Consider, for example, the limited repertoire of themes available to contemporary Chechen writers, who seem to be permitted to write only about the ways in which they have resisted the Russians. It has been explained to me by Russian and Western scholars that the Chechens are not an “intellectual” people, that I am wrong to expect much from them culturally. I don’t accept this explanation. I believe the origins of the present poverty of Chechen culture lie elsewhere than in biology. While the refugee crisis, the loss of homes, families, and modes of subsistence are the most obvious reasons for the contemporary cultural stagnation, I do not believe that these factors tell the whole story. The voices of those Chechen artists, scholars, and intellectuals who are genuine free-thinkers and who despise the clichés of Chechen nationalism as much as they do the lies of Russian imperialism, are suppressed, either through self-censorship – for who is foolish enough to speak about freedom of speech in an atmosphere of collective resistance? – or simply by being ignored because they do not cater to the ideologies of those in power.

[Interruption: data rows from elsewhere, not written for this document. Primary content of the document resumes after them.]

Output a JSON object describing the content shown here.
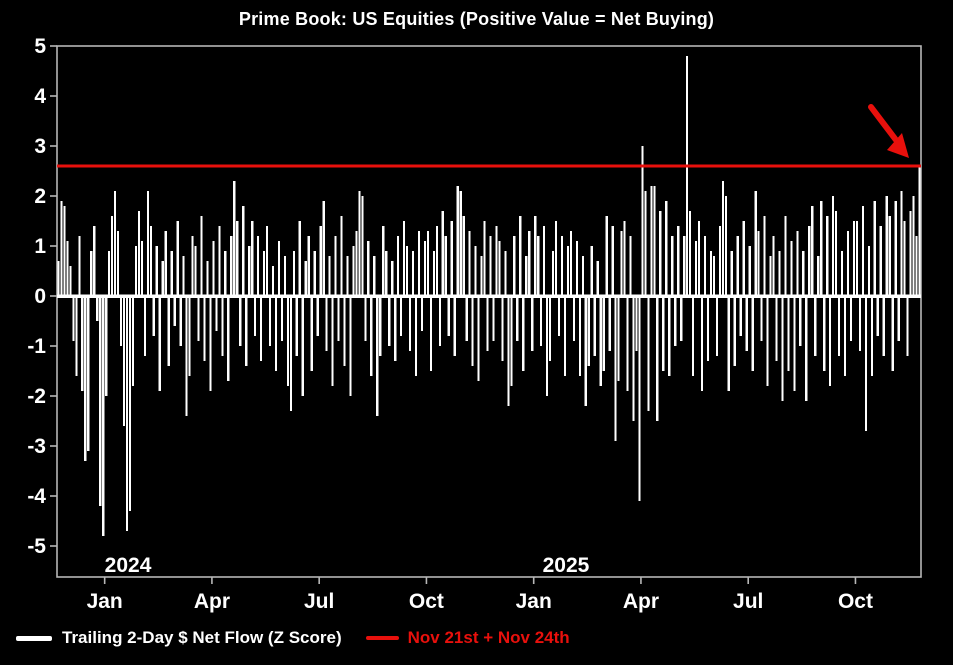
{
  "title": "Prime Book: US Equities (Positive Value = Net Buying)",
  "colors": {
    "background": "#000000",
    "bars": "#ffffff",
    "frame": "#b7b7b7",
    "tick_text": "#ffffff",
    "red": "#e8100c"
  },
  "legend": {
    "series_label": "Trailing 2-Day $ Net Flow (Z Score)",
    "reference_label": "Nov 21st + Nov 24th"
  },
  "chart_data": {
    "type": "bar",
    "title": "Prime Book: US Equities (Positive Value = Net Buying)",
    "xlabel": "",
    "ylabel": "",
    "ylim": [
      -5,
      5
    ],
    "grid": false,
    "legend_position": "bottom-left",
    "yticks": [
      5,
      4,
      3,
      2,
      1,
      0,
      -1,
      -2,
      -3,
      -4,
      -5
    ],
    "xticks": [
      {
        "label": "Jan",
        "index": 16
      },
      {
        "label": "Apr",
        "index": 52
      },
      {
        "label": "Jul",
        "index": 88
      },
      {
        "label": "Oct",
        "index": 124
      },
      {
        "label": "Jan",
        "index": 160
      },
      {
        "label": "Apr",
        "index": 196
      },
      {
        "label": "Jul",
        "index": 232
      },
      {
        "label": "Oct",
        "index": 268
      }
    ],
    "year_labels": [
      {
        "text": "2024",
        "index": 16
      },
      {
        "text": "2025",
        "index": 163
      }
    ],
    "reference_line": {
      "value": 2.6,
      "color": "#e8100c",
      "label": "Nov 21st + Nov 24th"
    },
    "annotation": {
      "type": "arrow",
      "color": "#e8100c",
      "target": "final bar reaching +2.6 at reference line"
    },
    "series": [
      {
        "name": "Trailing 2-Day $ Net Flow (Z Score)",
        "color": "#ffffff",
        "values": [
          0.7,
          1.9,
          1.8,
          1.1,
          0.6,
          -0.9,
          -1.6,
          1.2,
          -1.9,
          -3.3,
          -3.1,
          0.9,
          1.4,
          -0.5,
          -4.2,
          -4.8,
          -2.0,
          0.9,
          1.6,
          2.1,
          1.3,
          -1.0,
          -2.6,
          -4.7,
          -4.3,
          -1.8,
          1.0,
          1.7,
          1.1,
          -1.2,
          2.1,
          1.4,
          -0.8,
          1.0,
          -1.9,
          0.7,
          1.3,
          -1.4,
          0.9,
          -0.6,
          1.5,
          -1.0,
          0.8,
          -2.4,
          -1.6,
          1.2,
          1.0,
          -0.9,
          1.6,
          -1.3,
          0.7,
          -1.9,
          1.1,
          -0.7,
          1.4,
          -1.2,
          0.9,
          -1.7,
          1.2,
          2.3,
          1.5,
          -1.0,
          1.8,
          -1.4,
          1.0,
          1.5,
          -0.8,
          1.2,
          -1.3,
          0.9,
          1.4,
          -1.0,
          0.6,
          -1.5,
          1.1,
          -0.9,
          0.8,
          -1.8,
          -2.3,
          0.9,
          -1.2,
          1.5,
          -2.0,
          0.7,
          1.2,
          -1.5,
          0.9,
          -0.8,
          1.4,
          1.9,
          -1.1,
          0.8,
          -1.8,
          1.2,
          -0.9,
          1.6,
          -1.4,
          0.8,
          -2.0,
          1.0,
          1.3,
          2.1,
          2.0,
          -0.9,
          1.1,
          -1.6,
          0.8,
          -2.4,
          -1.2,
          1.4,
          0.9,
          -1.0,
          0.7,
          -1.3,
          1.2,
          -0.8,
          1.5,
          1.0,
          -1.1,
          0.9,
          -1.6,
          1.3,
          -0.7,
          1.1,
          1.3,
          -1.5,
          0.9,
          1.4,
          -1.0,
          1.7,
          1.2,
          -0.8,
          1.5,
          -1.2,
          2.2,
          2.1,
          1.6,
          -0.9,
          1.3,
          -1.4,
          1.0,
          -1.7,
          0.8,
          1.5,
          -1.1,
          1.2,
          -0.9,
          1.4,
          1.1,
          -1.3,
          0.9,
          -2.2,
          -1.8,
          1.2,
          -0.9,
          1.6,
          -1.5,
          0.8,
          1.3,
          -1.1,
          1.6,
          1.2,
          -1.0,
          1.4,
          -2.0,
          -1.3,
          0.9,
          1.5,
          -0.8,
          1.2,
          -1.6,
          1.0,
          1.3,
          -0.9,
          1.1,
          -1.6,
          0.8,
          -2.2,
          -1.4,
          1.0,
          -1.2,
          0.7,
          -1.8,
          -1.5,
          1.6,
          -1.1,
          1.4,
          -2.9,
          -1.7,
          1.3,
          1.5,
          -1.9,
          1.2,
          -2.5,
          -1.1,
          -4.1,
          3.0,
          2.1,
          -2.3,
          2.2,
          2.2,
          -2.5,
          1.7,
          -1.5,
          1.9,
          -1.6,
          1.2,
          -1.0,
          1.4,
          -0.9,
          1.2,
          4.8,
          1.7,
          -1.6,
          1.1,
          1.5,
          -1.9,
          1.2,
          -1.3,
          0.9,
          0.8,
          -1.2,
          1.4,
          2.3,
          2.0,
          -1.9,
          0.9,
          -1.4,
          1.2,
          -0.8,
          1.5,
          -1.1,
          1.0,
          -1.5,
          2.1,
          1.3,
          -0.9,
          1.6,
          -1.8,
          0.8,
          1.2,
          -1.3,
          0.9,
          -2.1,
          1.6,
          -1.5,
          1.1,
          -1.9,
          1.3,
          -1.0,
          0.9,
          -2.1,
          1.4,
          1.8,
          -1.2,
          0.8,
          1.9,
          -1.5,
          1.6,
          -1.8,
          2.0,
          1.7,
          -1.2,
          0.9,
          -1.6,
          1.3,
          -0.9,
          1.5,
          1.5,
          -1.1,
          1.8,
          -2.7,
          1.0,
          -1.6,
          1.9,
          -0.8,
          1.4,
          -1.2,
          2.0,
          1.6,
          -1.5,
          1.9,
          -0.9,
          2.1,
          1.5,
          -1.2,
          1.7,
          2.0,
          1.2,
          2.6
        ]
      }
    ]
  }
}
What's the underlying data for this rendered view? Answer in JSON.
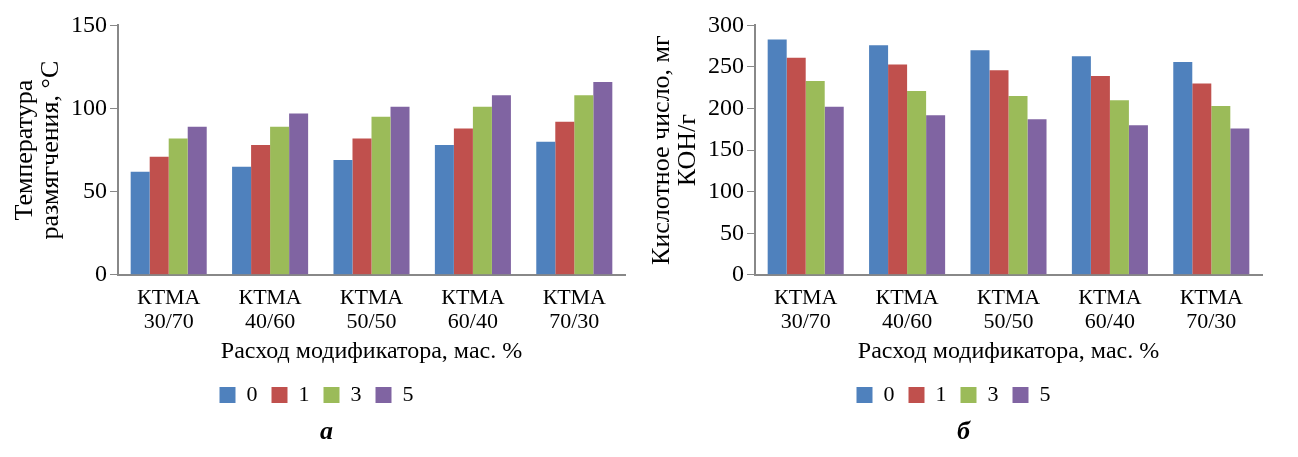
{
  "chart_data": [
    {
      "type": "bar",
      "title": "а",
      "xlabel": "Расход модификатора, мас. %",
      "ylabel": "Температура размягчения, °C",
      "categories": [
        "КТМА 30/70",
        "КТМА 40/60",
        "КТМА 50/50",
        "КТМА 60/40",
        "КТМА 70/30"
      ],
      "ylim": [
        0,
        150
      ],
      "yticks": [
        0,
        50,
        100,
        150
      ],
      "grid": false,
      "legend": "bottom",
      "series": [
        {
          "name": "0",
          "color": "#4f81bd",
          "values": [
            62,
            65,
            69,
            78,
            80
          ]
        },
        {
          "name": "1",
          "color": "#c0504d",
          "values": [
            71,
            78,
            82,
            88,
            92
          ]
        },
        {
          "name": "3",
          "color": "#9bbb59",
          "values": [
            82,
            89,
            95,
            101,
            108
          ]
        },
        {
          "name": "5",
          "color": "#8064a2",
          "values": [
            89,
            97,
            101,
            108,
            116
          ]
        }
      ]
    },
    {
      "type": "bar",
      "title": "б",
      "xlabel": "Расход модификатора, мас. %",
      "ylabel": "Кислотное число, мг КОН/г",
      "categories": [
        "КТМА 30/70",
        "КТМА 40/60",
        "КТМА 50/50",
        "КТМА 60/40",
        "КТМА 70/30"
      ],
      "ylim": [
        0,
        300
      ],
      "yticks": [
        0,
        50,
        100,
        150,
        200,
        250,
        300
      ],
      "grid": false,
      "legend": "bottom",
      "series": [
        {
          "name": "0",
          "color": "#4f81bd",
          "values": [
            283,
            276,
            270,
            263,
            256
          ]
        },
        {
          "name": "1",
          "color": "#c0504d",
          "values": [
            261,
            253,
            246,
            239,
            230
          ]
        },
        {
          "name": "3",
          "color": "#9bbb59",
          "values": [
            233,
            221,
            215,
            210,
            203
          ]
        },
        {
          "name": "5",
          "color": "#8064a2",
          "values": [
            202,
            192,
            187,
            180,
            176
          ]
        }
      ]
    }
  ]
}
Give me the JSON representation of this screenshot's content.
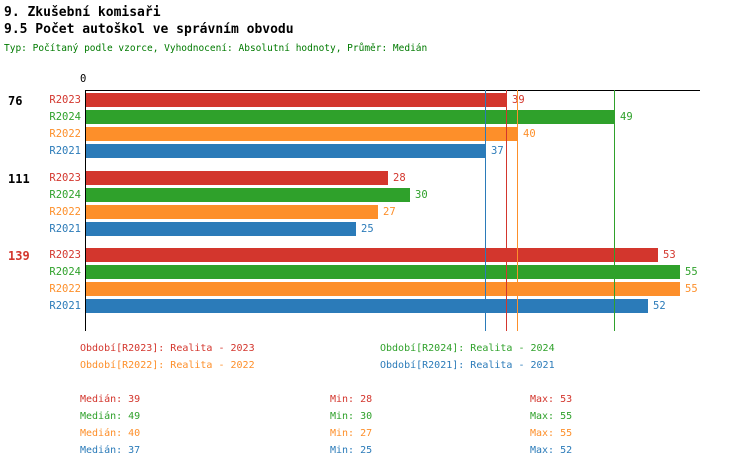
{
  "header": {
    "title1": "9. Zkušební komisaři",
    "title2": "9.5 Počet autoškol ve správním obvodu",
    "subtitle": "Typ: Počítaný podle vzorce, Vyhodnocení: Absolutní hodnoty, Průměr: Medián"
  },
  "chart_data": {
    "type": "bar",
    "orientation": "horizontal",
    "x_axis": {
      "zero_label": "0",
      "max": 57
    },
    "series_order": [
      "R2023",
      "R2024",
      "R2022",
      "R2021"
    ],
    "series_colors": {
      "R2023": "#d3362d",
      "R2024": "#2fa12b",
      "R2022": "#fd8f2a",
      "R2021": "#2b7bb9"
    },
    "groups": [
      {
        "label": "76",
        "label_color": "#000000",
        "values": {
          "R2023": 39,
          "R2024": 49,
          "R2022": 40,
          "R2021": 37
        }
      },
      {
        "label": "111",
        "label_color": "#000000",
        "values": {
          "R2023": 28,
          "R2024": 30,
          "R2022": 27,
          "R2021": 25
        }
      },
      {
        "label": "139",
        "label_color": "#d3362d",
        "values": {
          "R2023": 53,
          "R2024": 55,
          "R2022": 55,
          "R2021": 52
        }
      }
    ],
    "median_lines": {
      "R2023": 39,
      "R2024": 49,
      "R2022": 40,
      "R2021": 37
    }
  },
  "legend": {
    "rows": [
      [
        {
          "series": "R2023",
          "label": "Období[R2023]: Realita - 2023"
        },
        {
          "series": "R2024",
          "label": "Období[R2024]: Realita - 2024"
        }
      ],
      [
        {
          "series": "R2022",
          "label": "Období[R2022]: Realita - 2022"
        },
        {
          "series": "R2021",
          "label": "Období[R2021]: Realita - 2021"
        }
      ]
    ]
  },
  "stats": {
    "rows": [
      {
        "series": "R2023",
        "median": "Medián: 39",
        "min": "Min: 28",
        "max": "Max: 53"
      },
      {
        "series": "R2024",
        "median": "Medián: 49",
        "min": "Min: 30",
        "max": "Max: 55"
      },
      {
        "series": "R2022",
        "median": "Medián: 40",
        "min": "Min: 27",
        "max": "Max: 55"
      },
      {
        "series": "R2021",
        "median": "Medián: 37",
        "min": "Min: 25",
        "max": "Max: 52"
      }
    ]
  }
}
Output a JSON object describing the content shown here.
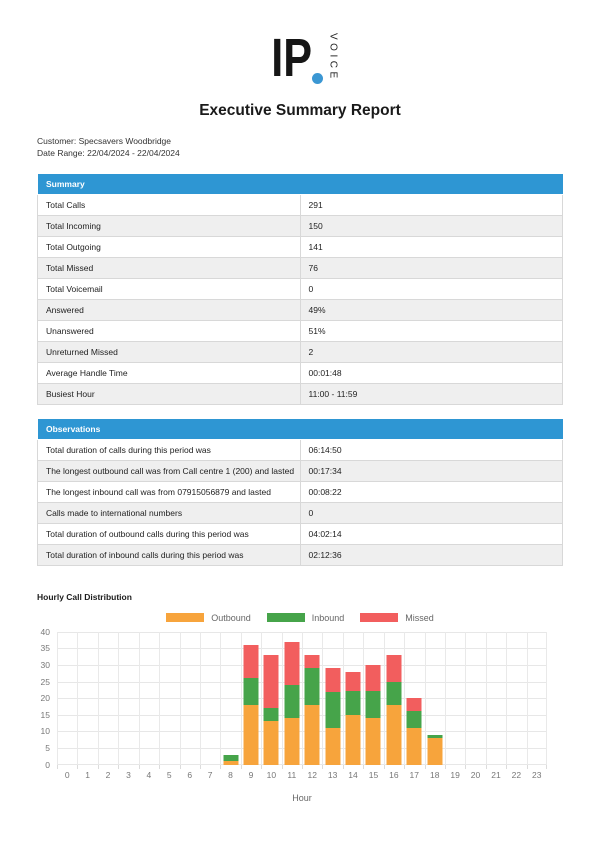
{
  "logo": {
    "text": "IP",
    "vertical": "VOICE",
    "dot_color": "#3b97d3"
  },
  "title": "Executive Summary Report",
  "meta": {
    "customer": "Customer: Specsavers Woodbridge",
    "date_range": "Date Range: 22/04/2024 - 22/04/2024"
  },
  "summary": {
    "header": "Summary",
    "rows": [
      {
        "label": "Total Calls",
        "value": "291"
      },
      {
        "label": "Total Incoming",
        "value": "150"
      },
      {
        "label": "Total Outgoing",
        "value": "141"
      },
      {
        "label": "Total Missed",
        "value": "76"
      },
      {
        "label": "Total Voicemail",
        "value": "0"
      },
      {
        "label": "Answered",
        "value": "49%"
      },
      {
        "label": "Unanswered",
        "value": "51%"
      },
      {
        "label": "Unreturned Missed",
        "value": "2"
      },
      {
        "label": "Average Handle Time",
        "value": "00:01:48"
      },
      {
        "label": "Busiest Hour",
        "value": "11:00 - 11:59"
      }
    ]
  },
  "observations": {
    "header": "Observations",
    "rows": [
      {
        "label": "Total duration of calls during this period was",
        "value": "06:14:50"
      },
      {
        "label": "The longest outbound call was from Call centre 1 (200) and lasted",
        "value": "00:17:34"
      },
      {
        "label": "The longest inbound call was from 07915056879 and lasted",
        "value": "00:08:22"
      },
      {
        "label": "Calls made to international numbers",
        "value": "0"
      },
      {
        "label": "Total duration of outbound calls during this period was",
        "value": "04:02:14"
      },
      {
        "label": "Total duration of inbound calls during this period was",
        "value": "02:12:36"
      }
    ]
  },
  "chart_data": {
    "type": "bar",
    "stacked": true,
    "title": "Hourly Call Distribution",
    "xlabel": "Hour",
    "ylabel": "",
    "ylim": [
      0,
      40
    ],
    "ytick_step": 5,
    "grid": true,
    "legend_position": "top",
    "categories": [
      "0",
      "1",
      "2",
      "3",
      "4",
      "5",
      "6",
      "7",
      "8",
      "9",
      "10",
      "11",
      "12",
      "13",
      "14",
      "15",
      "16",
      "17",
      "18",
      "19",
      "20",
      "21",
      "22",
      "23"
    ],
    "series": [
      {
        "name": "Outbound",
        "color": "#f7a43c",
        "values": [
          0,
          0,
          0,
          0,
          0,
          0,
          0,
          0,
          1,
          18,
          13,
          14,
          18,
          11,
          15,
          14,
          18,
          11,
          8,
          0,
          0,
          0,
          0,
          0
        ]
      },
      {
        "name": "Inbound",
        "color": "#46a44a",
        "values": [
          0,
          0,
          0,
          0,
          0,
          0,
          0,
          0,
          2,
          8,
          4,
          10,
          11,
          11,
          7,
          8,
          7,
          5,
          1,
          0,
          0,
          0,
          0,
          0
        ]
      },
      {
        "name": "Missed",
        "color": "#f25e5e",
        "values": [
          0,
          0,
          0,
          0,
          0,
          0,
          0,
          0,
          0,
          10,
          16,
          13,
          4,
          7,
          6,
          8,
          8,
          4,
          0,
          0,
          0,
          0,
          0,
          0
        ]
      }
    ]
  },
  "colors": {
    "table_header": "#2e96d3",
    "row_alt": "#efefef",
    "border": "#d8d8d8"
  }
}
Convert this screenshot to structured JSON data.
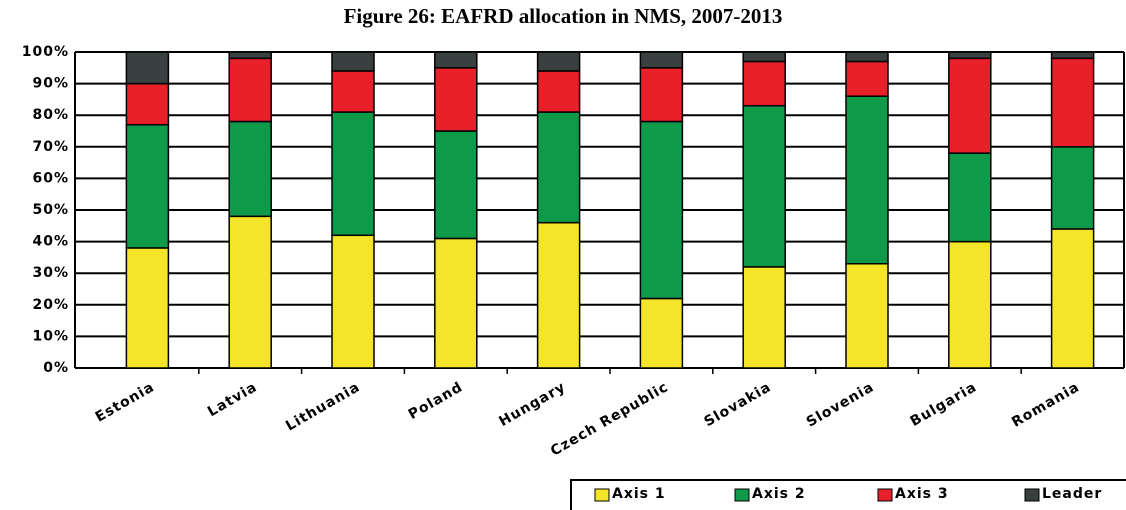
{
  "chart_data": {
    "type": "stacked_bar",
    "title": "Figure 26: EAFRD allocation in NMS, 2007-2013",
    "categories": [
      "Estonia",
      "Latvia",
      "Lithuania",
      "Poland",
      "Hungary",
      "Czech Republic",
      "Slovakia",
      "Slovenia",
      "Bulgaria",
      "Romania"
    ],
    "series": [
      {
        "name": "Axis 1",
        "color": "#f5e52a",
        "values": [
          38,
          48,
          42,
          41,
          46,
          22,
          32,
          33,
          40,
          44
        ]
      },
      {
        "name": "Axis 2",
        "color": "#0f9a4a",
        "values": [
          39,
          30,
          39,
          34,
          35,
          56,
          51,
          53,
          28,
          26
        ]
      },
      {
        "name": "Axis 3",
        "color": "#e8202a",
        "values": [
          13,
          20,
          13,
          20,
          13,
          17,
          14,
          11,
          30,
          28
        ]
      },
      {
        "name": "Leader",
        "color": "#3a3f3f",
        "values": [
          10,
          2,
          6,
          5,
          6,
          5,
          3,
          3,
          2,
          2
        ]
      }
    ],
    "ylim": [
      0,
      100
    ],
    "yticks": [
      {
        "value": 0,
        "label": "0%"
      },
      {
        "value": 10,
        "label": "10%"
      },
      {
        "value": 20,
        "label": "20%"
      },
      {
        "value": 30,
        "label": "30%"
      },
      {
        "value": 40,
        "label": "40%"
      },
      {
        "value": 50,
        "label": "50%"
      },
      {
        "value": 60,
        "label": "60%"
      },
      {
        "value": 70,
        "label": "70%"
      },
      {
        "value": 80,
        "label": "80%"
      },
      {
        "value": 90,
        "label": "90%"
      },
      {
        "value": 100,
        "label": "100%"
      }
    ],
    "grid": true,
    "legend": "bottom-right"
  }
}
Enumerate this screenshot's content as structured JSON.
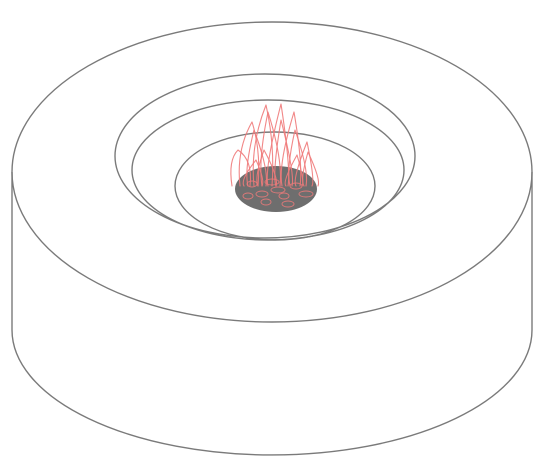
{
  "diagram": {
    "subject": "fire-pit-with-flames",
    "colors": {
      "outline": "#7a7a7a",
      "flame": "#f07a7a",
      "coals": "#6e6e6e",
      "background": "#ffffff"
    },
    "parts": [
      "outer-rim",
      "outer-wall",
      "inner-step",
      "inner-bowl",
      "coal-bed",
      "flames"
    ]
  }
}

As one Chechen journalist explained to me when I asked him for his opinion of Abuzar Aidamirov, Chechnya’s most famous writer (recently deceased): “It doesn’t matter how good a writer he is. He’s a collaborator with the Russians. Any Chechen who does not fight the Russians in my enemy.” On what grounds was Aidamirov a “collaborator”? He was a member of the Russian-backed Writer’s Union, and, in that capacity, Aidamirov called for a stop to the war. My interlocutor’s views are not those of the majority of the Chechen population; they represent the views of those, best known to the Western world, who have made the task of justifying the Chechen war the business of their lives. These are people who have lost everything and therefore defend the nobility of resistance because they have nothing else to live for.

A START IN THE RIGHT DIRECTION

Gammer asks at the end of his book whether there is a way out of the vicious cycle of war and bloodshed. He answers his question by saying that “to a great extent, the answer depends on Russia.” Of course, he is right. Russia, not Chechnya – which at this point is hardly a political entity with a will of its own in any case – controls the weapons, the money, and the political machinery to impose its will on those it colonizes.

However, I am not a great believer in the ability of scholarship, particularly of scholarship that remains faithful to itself, to influence the policies of the nations that govern the world. Scholars concerned with the fate of the Chechen people had best turn to fronts that are not adjacent to the field of battle. Perhaps there is another kind of resistance, which is no less available to the foreign scholar, writer, or journalist than it is to the native Chechen intellectual. Consider those aspects of Chechen culture that exist outside the fields of war, and which are simultaneously intertwined with and different from Russian representations: first and foremost, the Chechen language, from which follows the literature, the folklore, and the individual lives of specific Chechens.

Such topics comprise for me the material that stands as the most eloquent resistance to Russian power, and which ought to occupy the imaginations of scholars on Chechen topics in the decades to come. Gammer’s book is a brilliant start in the right direction, and is the best short introduction to the history of Russian invasions into Chechnya available to the nonspecialist reader. (For more general background on the Chechens in English, I would also recommend Amjad Jaimoukha’s Chechens.)

But I feel compelled to add that even the story of resistance to the Russians ought to be of secondary concern for the Chechens and for scholars around the world who occupy themselves with Chechen subjects. For mere antagonism cannot give birth to the depth that Chechen culture is dying for lack of. A brave young man with a Kalashnikov may inspire us with admiration for his willingness to sacrifice his life for a cause greater than himself, but he is not the master of his destiny. His death will not set the Chechen people free.

Rebecca Gould, a graduate student based in Tbilisi, writes on Chechen and Georgian subjects for scholarly and mainstream publications.